To cope with my infatuation, I put posters of Green Day and Bowie on my walls. I listen to loads of recordings and fantasize about making them. Can you guess what I want to be? A creative musician. (And not some correct, accomplished classical-pianist like I already am. They aren't musicians.) Music is the most instinctive of all the arts. It cummicates the most powerfully and purely to myself and to most people. Creating music like that would be redemptive. It would be my way of knowing that I have good instincts, good ideas, and a good soul, with an instictive message coming from the heart. I already know I can be clever and regurgitate the information they give me in school. But can I say something original? Do I have an original mind?

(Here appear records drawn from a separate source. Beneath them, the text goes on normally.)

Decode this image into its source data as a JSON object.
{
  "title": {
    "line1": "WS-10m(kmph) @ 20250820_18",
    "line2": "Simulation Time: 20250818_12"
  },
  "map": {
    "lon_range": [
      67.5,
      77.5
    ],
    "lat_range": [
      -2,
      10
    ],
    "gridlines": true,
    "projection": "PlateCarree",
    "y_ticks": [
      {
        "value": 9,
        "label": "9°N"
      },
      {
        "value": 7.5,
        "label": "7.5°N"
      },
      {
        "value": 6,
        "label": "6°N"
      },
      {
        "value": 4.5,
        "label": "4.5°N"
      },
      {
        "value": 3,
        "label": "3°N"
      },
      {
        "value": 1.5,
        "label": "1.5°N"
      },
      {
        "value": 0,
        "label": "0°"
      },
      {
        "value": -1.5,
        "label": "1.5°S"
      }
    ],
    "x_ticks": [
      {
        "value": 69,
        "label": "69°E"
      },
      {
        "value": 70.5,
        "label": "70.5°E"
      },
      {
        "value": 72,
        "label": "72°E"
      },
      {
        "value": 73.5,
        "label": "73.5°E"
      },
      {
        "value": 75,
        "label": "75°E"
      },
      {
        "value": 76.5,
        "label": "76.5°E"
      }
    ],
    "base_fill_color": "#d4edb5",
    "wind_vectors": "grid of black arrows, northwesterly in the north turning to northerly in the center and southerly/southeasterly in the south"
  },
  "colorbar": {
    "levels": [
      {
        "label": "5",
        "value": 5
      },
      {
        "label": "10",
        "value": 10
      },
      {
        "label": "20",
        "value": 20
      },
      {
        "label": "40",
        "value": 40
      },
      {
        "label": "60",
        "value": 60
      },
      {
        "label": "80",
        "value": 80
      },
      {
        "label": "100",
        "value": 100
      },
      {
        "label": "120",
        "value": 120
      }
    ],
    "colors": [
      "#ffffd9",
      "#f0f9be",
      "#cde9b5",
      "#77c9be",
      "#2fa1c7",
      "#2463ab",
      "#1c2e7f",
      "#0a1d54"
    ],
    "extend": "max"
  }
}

Daily observation shows me what happens when you don't have an original mind. I won't name names, but I look around at most of the people in my life and think they suffered because they didn't think for themselves and didn't find their voice. To not have a voice or to fail to articulate it is spiritual death to me. I'm deathly afraid of not having anything to say. Of not having talent, ability, soul. What is there to life, then? What motivation to grow up? What is there to look forward to? I have to be in love with life to want to live it. I have to find my voice in music or else life does not seem worth living.
"Pressure cooker pick my brain and tell me I'm insane"....a great Green Day lyric that describes my situation. A kind of stalemate. Why? Because when you want something so bad, to the point that failure would kill you, you never try. Because failure would, well, kill you. As a result, I rarely write songs because I think they're horrible. And then I'm just reminded of my inherent inability, or I become afraid of my inherent inability. When you want something so bad, you'll never get it...you'll strangle it. Take it from me.


1 Comments:
At 7:26 PM,
Anonymous said…
The happiest moments in life are those wherein the sensations of joy and pleasure are so intense that one is conscious of nothing else; there is no distinction made between the self and what the self experiences. A person in such a state does not even formulate the thought "I am the person experiencing this state of happiness". In fact, the moment this thought arises, it signals the end of the enchantment. Many people make the mistake of seeking this state of pure pleasure, but one must forget one's self and the desire for pleasure completely; one must find this blessed state by accident in the pursuit of some other good. There is much said in C.S. Lewis's writings about this phenomenon, particularly in "Surprised By Joy" and "The Pilgrim's Regress." Contrasted with this is the tautology "the unexamined life is not worth living." There appears to be great tension between these, yet I think that together they form two sides of a unified truth, or as Chesterton put it, a paradox which is the truth standing on its head to get attention. I think the Skeptics,while they were wrong in general, were on to something when they used philosophical discourse to get to a point where they eliminated philosophical discourse and just lived simply. I am not suggesting that it is advantageous to eliminate philosophical discourse, but at some point one must take some truth for granted as the basis for living simply. Which is to be rated more highly: the discourse about philosophical truth, or the real life opportunities to put the fruits of that discourse into practice? How could the study of life, the debate about its possible meanings, or the artistic renderings of life be considered apart from or in preference to life itself?